The factor \(\alpha \in [0, 1]\) controls the ratio: \(\alpha=0\) produces pure color preservation (\(D_{ir}\)), while \(\alpha=1\) produces full enhancement (\(D_{ie}\)). Intermediate values provide smooth gradations.

4. SDUIE-Text: Translating Numerical Levels to Natural Language Instructions

To make \(\alpha\) intuitive for users, SDUIE-Text is initialized from Quant. It uses enhanced images \(\hat{y}_\alpha\) generated by Quant at various \(\alpha\) values paired with prompt templates like "Enhance this image by ___ level." to form a dataset \(S_{\hat{y}}=\{\hat{y}_\alpha,p_\alpha\}\). The model is fine-tuned using pixel-level \(L^{ie'}_{p,\hat{y}}\) and adversarial \(L^{ie'}_{a,\hat{y}}\) losses.

Loss & Training¶

The total loss combines enhancement and color preservation paths: \(L_{all}=L^{ie}_{p,x_s}+L^{ie}_{a,x_s}+\lambda_1(L^{ir}_{p,x_s}+L^{ir}_{p,y}+L^{ir}_{p,x_r})+\lambda_2(L^{ir}_{a,x_s}+L^{ir}_{a,y}+L^{ir}_{a,x_r})\). All networks are updated alternately. \(\lambda_1=\lambda_2=1\); Adam optimizer, LR 0.0001, batch size 1. LoRA ranks for UNet \(U\) and VAE are 8 and 4, respectively.

Key Experimental Results¶

Main Results¶

Evaluated on UCCS, EUVP, U45, and Challenge-60 datasets using UIQM, UCIQE, and URANKER (all higher is better). SDUIE-Quant (\(\alpha=1.0\)) and SDUIE-Text (level "ten") significantly outperform existing methods in UIQM and URANKER:

Dataset	Metric	SDUIE-Quant	Prev. SOTA	Note
U45	UIQM	5.501	HLRP 4.908	Large Lead
U45	URANKER	2.478	Semi-UIR 2.032	+0.45
UCCS	UIQM	5.351	HLRP 4.760	Large Lead
UCCS	URANKER	2.481	CDF 1.549	Significant Gain

Visually, SDUIE handles blue tones more effectively than MIP/IBLA/ULAP and avoids the under-enhancement or brightness dimming seen in HLRP/CECF/UIE-DM.

Ablation Study¶

Objective scores for SDUIE-Quant across different \(\alpha\) values (UCCS) increase monotonically, validating the controllability of levels:

\(\alpha\)	0	0.2	0.4	0.6	0.8	1.0
UIQM ↑	1.501	1.905	2.740	4.073	4.996	5.351
UCIQE ↑	0.488	0.490	0.506	0.529	0.550	0.563
URANKER ↑	-1.415	-0.924	0.157	1.545	2.274	2.481

Key Findings¶

High Correlation: Enhancement intensity correlates monotonically with objective metrics, confirming that "controllable enhancement" is quantifiable.
Quant vs. Text: Performance is comparable between SDUIE-Quant and SDUIE-Text, indicating successful translation from numerical to semantic control.
Continuous Trade-off: \(\alpha\) values provide a smooth transition between original color preservation and full enhancement.

Highlights & Insights¶

Modeling enhancement level as LoRA weight interpolation is an elegant approach for controllable generation, providing a continuous spectrum without training separate models for each level.
Using Quant to generate data for Text represents a self-bootstrapping "numeric-to-language" alignment paradigm.
The user-centric design acknowledges the ill-posed nature of underwater enhancement by handing control back to the user.

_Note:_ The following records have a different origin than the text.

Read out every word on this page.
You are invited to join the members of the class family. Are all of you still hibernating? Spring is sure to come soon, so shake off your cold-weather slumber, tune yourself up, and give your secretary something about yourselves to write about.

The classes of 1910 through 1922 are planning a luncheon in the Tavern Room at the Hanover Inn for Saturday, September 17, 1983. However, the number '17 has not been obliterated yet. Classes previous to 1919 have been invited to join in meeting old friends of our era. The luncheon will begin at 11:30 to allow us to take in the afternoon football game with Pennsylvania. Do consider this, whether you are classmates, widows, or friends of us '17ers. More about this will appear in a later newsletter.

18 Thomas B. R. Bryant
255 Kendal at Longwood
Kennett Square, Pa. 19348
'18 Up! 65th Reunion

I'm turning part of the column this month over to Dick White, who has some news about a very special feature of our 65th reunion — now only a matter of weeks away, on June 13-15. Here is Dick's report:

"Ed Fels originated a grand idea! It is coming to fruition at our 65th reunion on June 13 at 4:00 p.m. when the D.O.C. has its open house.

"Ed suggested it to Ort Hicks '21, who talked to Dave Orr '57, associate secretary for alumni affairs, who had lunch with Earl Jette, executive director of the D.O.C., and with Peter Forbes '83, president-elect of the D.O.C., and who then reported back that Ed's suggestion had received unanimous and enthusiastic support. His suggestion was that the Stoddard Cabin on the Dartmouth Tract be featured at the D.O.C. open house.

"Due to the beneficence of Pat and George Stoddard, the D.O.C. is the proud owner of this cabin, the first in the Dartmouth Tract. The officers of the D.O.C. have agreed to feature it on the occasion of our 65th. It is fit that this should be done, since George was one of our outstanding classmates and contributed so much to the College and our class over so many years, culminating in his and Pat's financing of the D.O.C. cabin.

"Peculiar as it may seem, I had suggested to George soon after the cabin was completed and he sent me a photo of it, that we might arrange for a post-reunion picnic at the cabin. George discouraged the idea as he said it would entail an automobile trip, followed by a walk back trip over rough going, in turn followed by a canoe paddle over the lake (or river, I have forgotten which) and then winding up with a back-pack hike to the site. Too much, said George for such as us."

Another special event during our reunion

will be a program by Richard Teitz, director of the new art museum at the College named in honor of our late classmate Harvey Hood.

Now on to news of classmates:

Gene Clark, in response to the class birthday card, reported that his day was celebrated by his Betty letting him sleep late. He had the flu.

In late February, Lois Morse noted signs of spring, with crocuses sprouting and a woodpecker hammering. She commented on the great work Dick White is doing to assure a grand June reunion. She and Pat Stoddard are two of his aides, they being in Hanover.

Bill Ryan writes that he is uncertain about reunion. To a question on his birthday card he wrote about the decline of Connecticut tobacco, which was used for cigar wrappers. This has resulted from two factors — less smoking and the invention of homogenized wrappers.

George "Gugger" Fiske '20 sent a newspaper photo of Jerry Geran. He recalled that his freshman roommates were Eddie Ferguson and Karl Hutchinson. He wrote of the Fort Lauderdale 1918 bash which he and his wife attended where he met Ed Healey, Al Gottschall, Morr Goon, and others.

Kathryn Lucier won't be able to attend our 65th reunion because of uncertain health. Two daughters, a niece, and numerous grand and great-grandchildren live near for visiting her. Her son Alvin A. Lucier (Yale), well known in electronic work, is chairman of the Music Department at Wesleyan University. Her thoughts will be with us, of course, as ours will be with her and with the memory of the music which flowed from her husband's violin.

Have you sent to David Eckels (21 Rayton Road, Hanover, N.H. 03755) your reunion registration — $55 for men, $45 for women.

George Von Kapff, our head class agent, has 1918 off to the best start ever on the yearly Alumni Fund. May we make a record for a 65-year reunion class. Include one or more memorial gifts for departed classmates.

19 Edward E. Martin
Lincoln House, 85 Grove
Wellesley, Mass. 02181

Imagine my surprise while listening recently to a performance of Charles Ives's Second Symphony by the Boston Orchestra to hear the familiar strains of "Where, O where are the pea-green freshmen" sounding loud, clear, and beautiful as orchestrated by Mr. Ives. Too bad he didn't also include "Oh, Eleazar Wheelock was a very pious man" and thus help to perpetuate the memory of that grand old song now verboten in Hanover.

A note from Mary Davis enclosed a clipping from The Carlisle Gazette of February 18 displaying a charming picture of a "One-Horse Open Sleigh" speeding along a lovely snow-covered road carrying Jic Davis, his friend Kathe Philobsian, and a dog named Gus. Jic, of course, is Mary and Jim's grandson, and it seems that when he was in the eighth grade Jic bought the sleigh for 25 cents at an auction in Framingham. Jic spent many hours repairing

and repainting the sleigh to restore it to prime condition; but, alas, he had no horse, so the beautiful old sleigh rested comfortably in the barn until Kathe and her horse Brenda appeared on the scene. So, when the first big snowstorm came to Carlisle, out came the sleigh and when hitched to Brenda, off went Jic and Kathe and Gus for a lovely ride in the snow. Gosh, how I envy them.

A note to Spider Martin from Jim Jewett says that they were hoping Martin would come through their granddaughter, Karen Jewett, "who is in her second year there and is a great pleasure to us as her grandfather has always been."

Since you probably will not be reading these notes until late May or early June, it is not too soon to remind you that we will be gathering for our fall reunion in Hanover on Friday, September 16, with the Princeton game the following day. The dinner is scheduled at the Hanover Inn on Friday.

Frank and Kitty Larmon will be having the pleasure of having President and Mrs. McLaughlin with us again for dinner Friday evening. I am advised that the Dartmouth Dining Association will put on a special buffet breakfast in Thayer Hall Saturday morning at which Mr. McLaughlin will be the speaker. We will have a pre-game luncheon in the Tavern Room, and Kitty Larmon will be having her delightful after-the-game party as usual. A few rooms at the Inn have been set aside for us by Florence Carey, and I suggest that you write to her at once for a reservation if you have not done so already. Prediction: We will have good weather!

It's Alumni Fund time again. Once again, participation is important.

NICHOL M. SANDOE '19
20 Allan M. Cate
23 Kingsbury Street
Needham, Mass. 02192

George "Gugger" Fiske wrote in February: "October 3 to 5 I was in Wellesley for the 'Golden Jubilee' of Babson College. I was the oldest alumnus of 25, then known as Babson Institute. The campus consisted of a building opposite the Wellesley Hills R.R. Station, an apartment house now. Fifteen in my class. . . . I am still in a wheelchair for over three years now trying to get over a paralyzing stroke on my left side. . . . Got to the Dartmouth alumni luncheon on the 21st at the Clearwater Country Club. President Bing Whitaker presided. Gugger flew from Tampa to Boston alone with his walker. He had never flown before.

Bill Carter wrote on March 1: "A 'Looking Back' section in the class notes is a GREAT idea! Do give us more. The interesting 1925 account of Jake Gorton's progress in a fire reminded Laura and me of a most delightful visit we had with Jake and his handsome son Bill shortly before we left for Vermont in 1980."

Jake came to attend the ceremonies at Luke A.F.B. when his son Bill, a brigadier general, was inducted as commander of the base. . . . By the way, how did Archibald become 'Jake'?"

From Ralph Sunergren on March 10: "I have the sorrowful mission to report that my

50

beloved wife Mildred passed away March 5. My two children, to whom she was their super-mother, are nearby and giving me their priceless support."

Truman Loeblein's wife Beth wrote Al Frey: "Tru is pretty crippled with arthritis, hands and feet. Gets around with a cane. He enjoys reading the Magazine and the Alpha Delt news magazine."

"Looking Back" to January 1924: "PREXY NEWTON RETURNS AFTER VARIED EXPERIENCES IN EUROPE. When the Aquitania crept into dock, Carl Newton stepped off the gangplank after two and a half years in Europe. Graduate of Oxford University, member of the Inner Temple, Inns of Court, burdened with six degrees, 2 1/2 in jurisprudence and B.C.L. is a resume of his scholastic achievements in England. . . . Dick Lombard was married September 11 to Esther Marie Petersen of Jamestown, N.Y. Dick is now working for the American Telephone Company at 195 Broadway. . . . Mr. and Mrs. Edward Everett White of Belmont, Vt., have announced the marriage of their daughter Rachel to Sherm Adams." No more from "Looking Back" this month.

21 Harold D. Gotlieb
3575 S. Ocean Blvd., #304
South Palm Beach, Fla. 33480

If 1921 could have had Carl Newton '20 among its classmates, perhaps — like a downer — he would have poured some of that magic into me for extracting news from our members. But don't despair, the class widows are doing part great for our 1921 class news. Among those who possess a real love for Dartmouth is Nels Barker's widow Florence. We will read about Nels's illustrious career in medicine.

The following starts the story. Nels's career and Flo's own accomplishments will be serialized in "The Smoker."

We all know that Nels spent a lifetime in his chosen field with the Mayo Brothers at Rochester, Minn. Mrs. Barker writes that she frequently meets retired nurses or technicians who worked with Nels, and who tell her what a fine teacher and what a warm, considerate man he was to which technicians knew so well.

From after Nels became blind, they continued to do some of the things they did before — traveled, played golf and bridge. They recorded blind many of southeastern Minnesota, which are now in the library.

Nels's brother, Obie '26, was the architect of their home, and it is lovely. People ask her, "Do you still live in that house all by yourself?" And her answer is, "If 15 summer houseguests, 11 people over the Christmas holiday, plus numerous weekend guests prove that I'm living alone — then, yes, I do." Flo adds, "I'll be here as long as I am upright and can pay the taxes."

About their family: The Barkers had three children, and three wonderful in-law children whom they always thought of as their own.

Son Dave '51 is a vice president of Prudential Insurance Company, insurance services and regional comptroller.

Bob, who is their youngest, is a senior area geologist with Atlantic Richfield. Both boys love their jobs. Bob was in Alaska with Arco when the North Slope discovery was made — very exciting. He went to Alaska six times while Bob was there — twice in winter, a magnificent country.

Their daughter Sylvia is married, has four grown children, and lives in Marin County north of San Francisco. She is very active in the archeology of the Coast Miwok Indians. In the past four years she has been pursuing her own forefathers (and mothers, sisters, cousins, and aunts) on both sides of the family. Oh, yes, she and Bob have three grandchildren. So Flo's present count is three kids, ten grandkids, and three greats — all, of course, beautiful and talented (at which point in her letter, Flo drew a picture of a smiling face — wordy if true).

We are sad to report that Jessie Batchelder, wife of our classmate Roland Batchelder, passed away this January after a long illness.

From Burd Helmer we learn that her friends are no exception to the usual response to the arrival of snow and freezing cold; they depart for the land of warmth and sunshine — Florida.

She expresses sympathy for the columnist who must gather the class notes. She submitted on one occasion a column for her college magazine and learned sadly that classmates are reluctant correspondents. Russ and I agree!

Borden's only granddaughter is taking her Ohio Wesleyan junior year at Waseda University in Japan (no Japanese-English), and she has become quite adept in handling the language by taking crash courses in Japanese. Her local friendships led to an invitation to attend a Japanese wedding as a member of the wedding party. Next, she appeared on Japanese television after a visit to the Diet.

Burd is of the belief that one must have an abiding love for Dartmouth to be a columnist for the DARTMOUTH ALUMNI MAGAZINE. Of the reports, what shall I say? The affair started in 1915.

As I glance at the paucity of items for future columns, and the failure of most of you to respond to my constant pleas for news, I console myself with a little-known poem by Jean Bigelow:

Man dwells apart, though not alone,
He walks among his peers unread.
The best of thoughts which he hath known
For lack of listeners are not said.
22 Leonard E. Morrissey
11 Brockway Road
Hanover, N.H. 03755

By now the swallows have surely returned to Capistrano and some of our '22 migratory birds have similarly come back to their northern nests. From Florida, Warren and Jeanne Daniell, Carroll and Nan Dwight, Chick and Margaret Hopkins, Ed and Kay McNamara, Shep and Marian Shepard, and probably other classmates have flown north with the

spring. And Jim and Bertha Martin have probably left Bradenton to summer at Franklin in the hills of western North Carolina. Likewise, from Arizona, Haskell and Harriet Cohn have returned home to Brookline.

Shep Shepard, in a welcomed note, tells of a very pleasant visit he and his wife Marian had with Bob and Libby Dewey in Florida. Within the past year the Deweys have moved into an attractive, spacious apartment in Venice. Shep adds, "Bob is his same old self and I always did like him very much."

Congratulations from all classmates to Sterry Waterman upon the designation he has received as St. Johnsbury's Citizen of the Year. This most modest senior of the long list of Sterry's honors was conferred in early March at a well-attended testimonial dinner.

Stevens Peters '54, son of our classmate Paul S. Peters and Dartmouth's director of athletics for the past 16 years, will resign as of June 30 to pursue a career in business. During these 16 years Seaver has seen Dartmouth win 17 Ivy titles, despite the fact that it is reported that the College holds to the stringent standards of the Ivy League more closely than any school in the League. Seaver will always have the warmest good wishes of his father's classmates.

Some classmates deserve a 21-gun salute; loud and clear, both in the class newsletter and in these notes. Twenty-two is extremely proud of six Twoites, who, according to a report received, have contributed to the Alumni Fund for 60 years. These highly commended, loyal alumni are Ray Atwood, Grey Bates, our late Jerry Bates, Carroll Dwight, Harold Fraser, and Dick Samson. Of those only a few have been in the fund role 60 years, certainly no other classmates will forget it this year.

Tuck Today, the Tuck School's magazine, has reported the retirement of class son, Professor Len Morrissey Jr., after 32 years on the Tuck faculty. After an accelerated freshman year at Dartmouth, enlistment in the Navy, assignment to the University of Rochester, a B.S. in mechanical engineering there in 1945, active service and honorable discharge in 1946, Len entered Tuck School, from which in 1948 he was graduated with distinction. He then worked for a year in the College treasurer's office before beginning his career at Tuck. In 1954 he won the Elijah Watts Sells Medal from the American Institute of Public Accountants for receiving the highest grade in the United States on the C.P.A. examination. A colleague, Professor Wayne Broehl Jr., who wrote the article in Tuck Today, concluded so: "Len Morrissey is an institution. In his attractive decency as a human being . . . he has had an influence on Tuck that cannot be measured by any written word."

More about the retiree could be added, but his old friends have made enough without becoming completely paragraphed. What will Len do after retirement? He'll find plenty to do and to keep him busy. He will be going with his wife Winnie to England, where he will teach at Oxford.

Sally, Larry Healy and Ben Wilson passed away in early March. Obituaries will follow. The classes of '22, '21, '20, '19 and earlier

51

Limitations & Future Work¶

UCIQE Gain: Improvements in UCIQE are less pronounced compared to UIQM/URANKER, suggesting limited advantages in dimensions like color uniformity.
Physical model parameters (\(\beta, L, \eta\)) are manually selected, and the impact of the remaining domain gap in extremely turbid scenes is not fully explored.
The SDUIE-Text vocabulary (e.g., "ten") is limited; complex semantic instructions remain unverified.

vs. UIESS: Both control intensity, but SDUIE uses weight interpolation instead of style latent space tuning, providing cleaner control and a text interface.
vs. Semi-UIR: Both use semi-supervised learning, but SDUIE utilizes shared latent space dual-branch diffusion and physics-based pairs to handle domain adaptation.

Rating¶

Novelty: ⭐⭐⭐⭐
Experimental Thoroughness: ⭐⭐⭐⭐
Writing Quality: ⭐⭐⭐⭐
Value: ⭐⭐⭐⭐